I teared up when Kamala Harris was sworn in as the first female Vice President. As she stepped up to place her hand on the Bible that the Second Gentleman held, I could see on her face that she could hardly believe this was happening. It was just a flash of a look, but I saw it. I can draw a sad parallel between that look and the look I saw on the woman who died in the Capitol invasion – incredulity, but with vastly different outcomes in vastly different situations.

I have been watching the President like a hawk the last four years. Before 2016, I had a passing interest and familiarity with politics. I have since learned that it’s my civic duty to watch our elected officials and hold them accountable. Even though – or perhaps, especially – since Joe Biden is a representative of my party, I will continue to watch just as closely, to hold this new administration just as accountable for keeping their promises, and to call it out on lies. Once awakened, a watchdog cannot go back to sleep.

Joe Biden is no savior, just as his predecessor wasn’t, no matter what people wanted to believe. This President speaks of healing, of unity, of trying to repair a nation divided. All great goals, but very questionably realistic, given where we are today. I am hoping he will strive to make our planet better, disempower the ultra-rich, gain some measure of trust from those who feel disenfranchised, truly fight for racial equality, and live up to his words. I am hoping for honesty, fairness, and true transparency. I am hoping.

Please disregard the irony that this sunrise shot was taken in Mexico.
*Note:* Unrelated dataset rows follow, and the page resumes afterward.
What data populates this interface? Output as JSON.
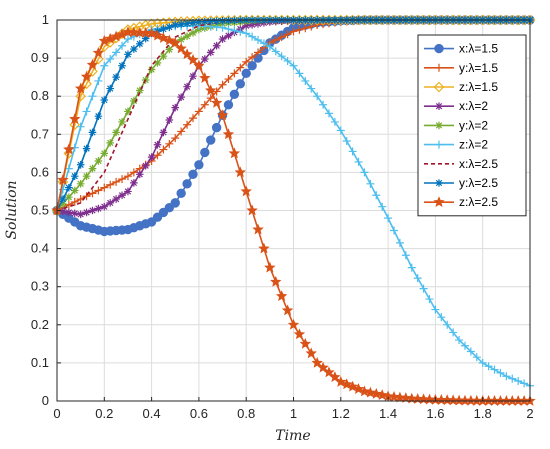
{
  "chart_data": {
    "type": "line",
    "xlabel": "Time",
    "ylabel": "Solution",
    "xlim": [
      0,
      2
    ],
    "ylim": [
      0,
      1
    ],
    "xticks": [
      "0",
      "0.2",
      "0.4",
      "0.6",
      "0.8",
      "1",
      "1.2",
      "1.4",
      "1.6",
      "1.8",
      "2"
    ],
    "yticks": [
      "0",
      "0.1",
      "0.2",
      "0.3",
      "0.4",
      "0.5",
      "0.6",
      "0.7",
      "0.8",
      "0.9",
      "1"
    ],
    "grid": true,
    "legend_position": "top-right",
    "x": [
      0,
      0.1,
      0.2,
      0.3,
      0.4,
      0.5,
      0.6,
      0.7,
      0.8,
      0.9,
      1.0,
      1.1,
      1.2,
      1.3,
      1.4,
      1.5,
      1.6,
      1.7,
      1.8,
      1.9,
      2.0
    ],
    "series": [
      {
        "name": "x:λ=1.5",
        "color": "#4472c4",
        "marker": "circle",
        "dash": "",
        "values": [
          0.5,
          0.46,
          0.445,
          0.45,
          0.47,
          0.52,
          0.62,
          0.75,
          0.86,
          0.94,
          0.98,
          0.993,
          0.998,
          1.0,
          1.0,
          1.0,
          1.0,
          1.0,
          1.0,
          1.0,
          1.0
        ]
      },
      {
        "name": "y:λ=1.5",
        "color": "#d95319",
        "marker": "plus",
        "dash": "",
        "values": [
          0.5,
          0.53,
          0.56,
          0.59,
          0.63,
          0.69,
          0.76,
          0.83,
          0.89,
          0.94,
          0.97,
          0.987,
          0.995,
          0.999,
          1.0,
          1.0,
          1.0,
          1.0,
          1.0,
          1.0,
          1.0
        ]
      },
      {
        "name": "z:λ=1.5",
        "color": "#edb120",
        "marker": "diamond",
        "dash": "",
        "values": [
          0.5,
          0.8,
          0.93,
          0.975,
          0.99,
          0.995,
          0.998,
          0.999,
          1.0,
          1.0,
          1.0,
          1.0,
          1.0,
          1.0,
          1.0,
          1.0,
          1.0,
          1.0,
          1.0,
          1.0,
          1.0
        ]
      },
      {
        "name": "x:λ=2",
        "color": "#7e2f8e",
        "marker": "asterisk",
        "dash": "",
        "values": [
          0.5,
          0.49,
          0.51,
          0.55,
          0.64,
          0.77,
          0.88,
          0.95,
          0.985,
          0.995,
          0.999,
          1.0,
          1.0,
          1.0,
          1.0,
          1.0,
          1.0,
          1.0,
          1.0,
          1.0,
          1.0
        ]
      },
      {
        "name": "y:λ=2",
        "color": "#77ac30",
        "marker": "asterisk",
        "dash": "",
        "values": [
          0.5,
          0.57,
          0.65,
          0.76,
          0.87,
          0.94,
          0.975,
          0.99,
          0.997,
          1.0,
          1.0,
          1.0,
          1.0,
          1.0,
          1.0,
          1.0,
          1.0,
          1.0,
          1.0,
          1.0,
          1.0
        ]
      },
      {
        "name": "z:λ=2",
        "color": "#4dbeee",
        "marker": "plus",
        "dash": "",
        "values": [
          0.5,
          0.72,
          0.88,
          0.95,
          0.975,
          0.983,
          0.985,
          0.98,
          0.965,
          0.93,
          0.88,
          0.8,
          0.71,
          0.6,
          0.48,
          0.35,
          0.24,
          0.16,
          0.1,
          0.065,
          0.04
        ]
      },
      {
        "name": "x:λ=2.5",
        "color": "#a2142f",
        "marker": "none",
        "dash": "4,3",
        "values": [
          0.5,
          0.52,
          0.6,
          0.74,
          0.88,
          0.955,
          0.985,
          0.995,
          1.0,
          1.0,
          1.0,
          1.0,
          1.0,
          1.0,
          1.0,
          1.0,
          1.0,
          1.0,
          1.0,
          1.0,
          1.0
        ]
      },
      {
        "name": "y:λ=2.5",
        "color": "#0072bd",
        "marker": "asterisk",
        "dash": "",
        "values": [
          0.5,
          0.62,
          0.79,
          0.91,
          0.965,
          0.987,
          0.995,
          0.998,
          1.0,
          1.0,
          1.0,
          1.0,
          1.0,
          1.0,
          1.0,
          1.0,
          1.0,
          1.0,
          1.0,
          1.0,
          1.0
        ]
      },
      {
        "name": "z:λ=2.5",
        "color": "#d95319",
        "marker": "star",
        "dash": "",
        "values": [
          0.5,
          0.82,
          0.945,
          0.968,
          0.965,
          0.94,
          0.88,
          0.75,
          0.55,
          0.35,
          0.2,
          0.1,
          0.05,
          0.025,
          0.012,
          0.006,
          0.003,
          0.001,
          0.0,
          0.0,
          0.0
        ]
      }
    ]
  }
}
Champagne Plans, Fireball Reality

I love my planet and my country over any party or politics. That said, I was looking forward to today as the day the electoral college votes were officially counted, clearing yet another hurdle on the track to a new president. I had a half a bottle of champagne that I was planning to consume. And then things happened.

If you haven’t been hiding under a rock (for which I would not blame you) today, you’ve heard and seen what things happened. The current president and his cronies rallied their misguided troops, who then stormed our nation’s capitol, threatened our states’ leadership, and completely disrespected every facet of our government and the constitution that they so strongly claim to support. Our buildings were vandalized. Seditious citizens stole items from offices and chambers. The confederate flag was proudly carried through the Capitol Building. A woman was shot in the chest, her wound captured on a Twitter video. She died this evening. Her eyes in that video showed her surprise and confusion, and reflected her thinking, “I’m fine, I’m fine,” as women so often do when they are anything but fine.

I won’t forget that.

Representatives who, as recently as this morning, spoke words of support for this kind of insurrection, sent out words telling people to act peacefully. But it’s too late to call off the pack, and it’s far too little to absolve themselves of responsibility. They will — and should — reap what they have shown.

I am not jury or judge, but I do know what I see with my own eyes and hear with my own ears. Just as my own Southern ancestors demonstrated, insurrectionists will not win. I’m sorry so many people fell for a pack of lies. In this democratic republic, the truth will win.

The champagne is now back in the fridge for January 20th. And tonight, a little Fireball doesn’t hurt.